CS 747: Foundations of Intelligent and Learning Agents
(Autumn 2020)

(Credits: Samiran Roy. Graphic source: https://github.com/samiranrl/Carrom_rl)

Instructor

  Shivaram Kalyanakrishnan
  Office: Room 220, New CSE Building
  Phone: 7704
  E-mail: shivaram@cse.iitb.ac.in

Teaching Assistants

  Sabyasachi Ghosh
  E-mail: sghosh@cse.iitb.ac.in

  Santhosh Kumar G.
  E-mail: santhoshkg@iitb.ac.in

  Vinod Kushwaha
  E-mail: 193050059@iitb.ac.in

  Saurabh Warade
  E-mail: srwarade@cse.iitb.ac.in

  Pankaj Kumar
  E-mail: pankajkumar@cse.iitb.ac.in

  Smit Gangurde
  E-mail: smitgangurde@cse.iitb.ac.in

  Varshith Polu
  E-mail: poluvarshith@cse.iitb.ac.in

Course Description

Today's computing systems are increasingly adaptive and autonomous: they are akin to intelligent, decision-making "agents". With its roots in artificial intelligence and machine learning, this course covers the foundational principles of designing such agents. Topics covered include: (1) agency, intelligence, and learning; (2) exploration and multi-armed bandits; (3) Markov Decision Problems and planning; (4) reinforcement learning; (5) multi-agent systems and multi-agent learning; and (6) case studies.
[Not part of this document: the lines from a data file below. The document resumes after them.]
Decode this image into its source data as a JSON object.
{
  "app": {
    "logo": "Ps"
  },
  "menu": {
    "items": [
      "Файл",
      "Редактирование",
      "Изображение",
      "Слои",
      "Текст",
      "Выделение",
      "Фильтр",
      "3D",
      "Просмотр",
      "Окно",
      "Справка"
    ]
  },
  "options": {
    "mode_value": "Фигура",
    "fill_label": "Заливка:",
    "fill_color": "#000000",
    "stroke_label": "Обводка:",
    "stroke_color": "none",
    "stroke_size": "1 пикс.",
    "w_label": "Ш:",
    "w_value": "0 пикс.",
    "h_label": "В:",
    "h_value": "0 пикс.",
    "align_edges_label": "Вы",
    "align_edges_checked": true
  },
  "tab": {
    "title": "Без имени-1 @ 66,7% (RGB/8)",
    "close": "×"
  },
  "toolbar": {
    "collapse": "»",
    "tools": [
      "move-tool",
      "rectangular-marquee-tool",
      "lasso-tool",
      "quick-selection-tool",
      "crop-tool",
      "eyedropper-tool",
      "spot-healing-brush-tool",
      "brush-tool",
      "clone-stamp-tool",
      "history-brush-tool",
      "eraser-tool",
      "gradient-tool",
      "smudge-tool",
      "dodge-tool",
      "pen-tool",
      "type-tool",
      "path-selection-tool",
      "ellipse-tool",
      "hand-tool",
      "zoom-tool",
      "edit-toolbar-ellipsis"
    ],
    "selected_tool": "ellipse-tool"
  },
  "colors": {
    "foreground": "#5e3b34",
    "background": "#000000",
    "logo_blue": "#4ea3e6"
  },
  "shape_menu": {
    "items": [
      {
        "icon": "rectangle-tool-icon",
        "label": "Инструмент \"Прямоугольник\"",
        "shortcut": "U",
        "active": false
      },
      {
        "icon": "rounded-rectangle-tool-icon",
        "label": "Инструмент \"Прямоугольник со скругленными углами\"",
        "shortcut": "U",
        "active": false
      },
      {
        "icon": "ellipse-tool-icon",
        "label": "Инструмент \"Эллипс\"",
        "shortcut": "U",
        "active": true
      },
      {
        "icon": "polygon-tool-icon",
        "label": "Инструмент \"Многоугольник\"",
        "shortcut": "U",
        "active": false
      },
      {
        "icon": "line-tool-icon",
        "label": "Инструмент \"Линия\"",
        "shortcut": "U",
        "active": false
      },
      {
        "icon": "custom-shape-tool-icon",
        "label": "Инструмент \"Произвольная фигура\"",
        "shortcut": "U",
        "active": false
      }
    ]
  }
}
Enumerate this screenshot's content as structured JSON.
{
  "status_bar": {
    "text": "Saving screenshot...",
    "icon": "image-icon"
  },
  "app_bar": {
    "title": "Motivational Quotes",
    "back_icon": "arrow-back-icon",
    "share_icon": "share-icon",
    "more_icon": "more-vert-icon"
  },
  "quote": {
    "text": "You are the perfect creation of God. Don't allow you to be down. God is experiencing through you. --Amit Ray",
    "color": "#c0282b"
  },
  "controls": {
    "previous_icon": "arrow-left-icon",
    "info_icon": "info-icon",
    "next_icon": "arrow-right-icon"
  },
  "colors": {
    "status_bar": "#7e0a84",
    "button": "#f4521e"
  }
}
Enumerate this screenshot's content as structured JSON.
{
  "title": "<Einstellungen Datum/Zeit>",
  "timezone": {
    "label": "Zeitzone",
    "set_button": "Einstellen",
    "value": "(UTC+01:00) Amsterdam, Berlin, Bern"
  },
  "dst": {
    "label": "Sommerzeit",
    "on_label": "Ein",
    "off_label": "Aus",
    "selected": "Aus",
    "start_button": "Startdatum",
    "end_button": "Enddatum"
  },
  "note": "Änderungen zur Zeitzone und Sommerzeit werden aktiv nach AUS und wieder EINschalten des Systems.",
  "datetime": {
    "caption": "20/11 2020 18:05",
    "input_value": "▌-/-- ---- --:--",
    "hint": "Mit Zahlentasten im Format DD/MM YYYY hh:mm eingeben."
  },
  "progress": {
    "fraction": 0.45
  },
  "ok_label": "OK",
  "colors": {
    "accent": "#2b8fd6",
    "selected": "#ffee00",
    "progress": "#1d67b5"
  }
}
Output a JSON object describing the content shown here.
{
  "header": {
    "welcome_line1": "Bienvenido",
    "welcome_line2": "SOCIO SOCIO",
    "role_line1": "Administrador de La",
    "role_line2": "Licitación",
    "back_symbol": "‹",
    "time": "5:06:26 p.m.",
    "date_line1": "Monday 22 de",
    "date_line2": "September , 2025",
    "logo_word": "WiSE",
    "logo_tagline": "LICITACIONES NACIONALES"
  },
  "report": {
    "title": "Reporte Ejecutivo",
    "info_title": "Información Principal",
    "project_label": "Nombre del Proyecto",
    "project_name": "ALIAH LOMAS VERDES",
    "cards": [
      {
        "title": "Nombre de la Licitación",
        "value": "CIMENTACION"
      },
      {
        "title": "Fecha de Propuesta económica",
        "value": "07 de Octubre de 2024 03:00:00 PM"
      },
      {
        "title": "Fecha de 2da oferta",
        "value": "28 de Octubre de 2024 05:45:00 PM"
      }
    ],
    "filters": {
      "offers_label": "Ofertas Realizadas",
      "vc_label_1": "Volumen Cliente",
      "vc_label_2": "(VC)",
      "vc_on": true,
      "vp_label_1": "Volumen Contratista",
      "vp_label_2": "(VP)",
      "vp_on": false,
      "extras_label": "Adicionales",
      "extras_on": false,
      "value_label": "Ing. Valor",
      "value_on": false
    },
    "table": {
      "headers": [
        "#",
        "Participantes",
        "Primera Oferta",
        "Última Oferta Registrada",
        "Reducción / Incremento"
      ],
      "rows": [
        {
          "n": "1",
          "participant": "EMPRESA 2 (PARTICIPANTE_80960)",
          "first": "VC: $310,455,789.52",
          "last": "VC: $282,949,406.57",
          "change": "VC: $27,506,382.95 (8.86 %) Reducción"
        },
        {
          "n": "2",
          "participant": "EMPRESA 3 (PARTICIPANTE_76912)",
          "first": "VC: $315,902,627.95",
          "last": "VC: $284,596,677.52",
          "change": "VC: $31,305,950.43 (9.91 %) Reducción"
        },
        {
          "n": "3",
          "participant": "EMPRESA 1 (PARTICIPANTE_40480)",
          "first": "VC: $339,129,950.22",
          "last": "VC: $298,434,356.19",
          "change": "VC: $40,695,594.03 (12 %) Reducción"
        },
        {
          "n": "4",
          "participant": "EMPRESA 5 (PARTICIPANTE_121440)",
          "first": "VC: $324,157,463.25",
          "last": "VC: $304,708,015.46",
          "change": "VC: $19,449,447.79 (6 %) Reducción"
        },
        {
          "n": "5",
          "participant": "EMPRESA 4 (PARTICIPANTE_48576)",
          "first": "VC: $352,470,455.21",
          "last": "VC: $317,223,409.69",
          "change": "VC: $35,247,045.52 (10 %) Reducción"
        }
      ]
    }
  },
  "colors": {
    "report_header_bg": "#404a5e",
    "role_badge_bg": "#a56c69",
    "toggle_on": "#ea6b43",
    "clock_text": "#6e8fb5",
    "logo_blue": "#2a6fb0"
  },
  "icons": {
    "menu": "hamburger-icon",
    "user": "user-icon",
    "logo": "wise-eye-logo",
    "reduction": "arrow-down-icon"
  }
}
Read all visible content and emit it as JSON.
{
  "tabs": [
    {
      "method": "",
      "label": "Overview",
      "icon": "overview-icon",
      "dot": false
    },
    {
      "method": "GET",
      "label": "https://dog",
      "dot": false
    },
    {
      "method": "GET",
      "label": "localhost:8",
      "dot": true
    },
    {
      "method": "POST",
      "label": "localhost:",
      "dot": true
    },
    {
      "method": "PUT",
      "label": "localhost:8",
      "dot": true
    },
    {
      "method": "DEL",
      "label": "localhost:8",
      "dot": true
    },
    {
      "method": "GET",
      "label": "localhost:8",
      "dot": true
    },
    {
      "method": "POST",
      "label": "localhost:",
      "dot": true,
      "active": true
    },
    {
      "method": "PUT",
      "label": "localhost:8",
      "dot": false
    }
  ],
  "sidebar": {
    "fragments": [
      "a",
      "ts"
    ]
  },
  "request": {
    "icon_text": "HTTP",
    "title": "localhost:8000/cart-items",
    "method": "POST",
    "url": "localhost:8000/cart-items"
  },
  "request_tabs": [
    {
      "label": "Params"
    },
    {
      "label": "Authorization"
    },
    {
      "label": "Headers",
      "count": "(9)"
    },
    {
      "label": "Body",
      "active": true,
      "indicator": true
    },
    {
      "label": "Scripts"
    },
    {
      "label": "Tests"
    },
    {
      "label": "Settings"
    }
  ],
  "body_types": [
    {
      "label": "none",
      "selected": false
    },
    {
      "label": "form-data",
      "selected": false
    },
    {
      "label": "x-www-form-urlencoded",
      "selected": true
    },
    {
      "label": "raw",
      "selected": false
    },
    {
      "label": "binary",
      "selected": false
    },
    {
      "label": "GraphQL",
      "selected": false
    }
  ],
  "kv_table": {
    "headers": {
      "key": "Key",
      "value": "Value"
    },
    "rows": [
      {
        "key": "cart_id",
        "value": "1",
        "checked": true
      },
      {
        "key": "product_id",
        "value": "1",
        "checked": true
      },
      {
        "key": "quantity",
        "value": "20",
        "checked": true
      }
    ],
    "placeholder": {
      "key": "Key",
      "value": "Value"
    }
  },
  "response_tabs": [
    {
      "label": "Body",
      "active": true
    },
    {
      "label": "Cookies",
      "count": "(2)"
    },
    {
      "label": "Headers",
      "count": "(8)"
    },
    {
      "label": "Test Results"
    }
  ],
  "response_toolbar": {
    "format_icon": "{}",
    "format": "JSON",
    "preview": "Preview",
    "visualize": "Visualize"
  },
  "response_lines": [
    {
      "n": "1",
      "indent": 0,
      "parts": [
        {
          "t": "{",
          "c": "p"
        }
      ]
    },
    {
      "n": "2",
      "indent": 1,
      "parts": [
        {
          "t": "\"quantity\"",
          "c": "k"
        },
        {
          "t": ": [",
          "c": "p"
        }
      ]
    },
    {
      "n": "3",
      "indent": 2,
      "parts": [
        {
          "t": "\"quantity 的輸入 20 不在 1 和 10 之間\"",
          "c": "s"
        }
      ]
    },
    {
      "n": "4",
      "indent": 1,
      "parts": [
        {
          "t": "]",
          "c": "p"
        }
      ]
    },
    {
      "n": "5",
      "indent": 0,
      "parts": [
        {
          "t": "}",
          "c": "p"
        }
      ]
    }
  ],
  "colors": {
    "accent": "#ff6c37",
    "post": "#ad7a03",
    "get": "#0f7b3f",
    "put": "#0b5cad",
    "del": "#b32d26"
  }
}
The course will adopt a "hands-on" approach, with programming assignments designed to highlight the relationship between theory and practice. Case studies will offer an end-to-end view of deployed agents. It is hoped that students can apply the learnings from this course to the benefit of their respective pursuits in various areas of computer science and related fields.

Prerequisites

The course is open to all Ph.D. students, all masters students, and undergraduate/dual-degree students in their third (or higher) year of study.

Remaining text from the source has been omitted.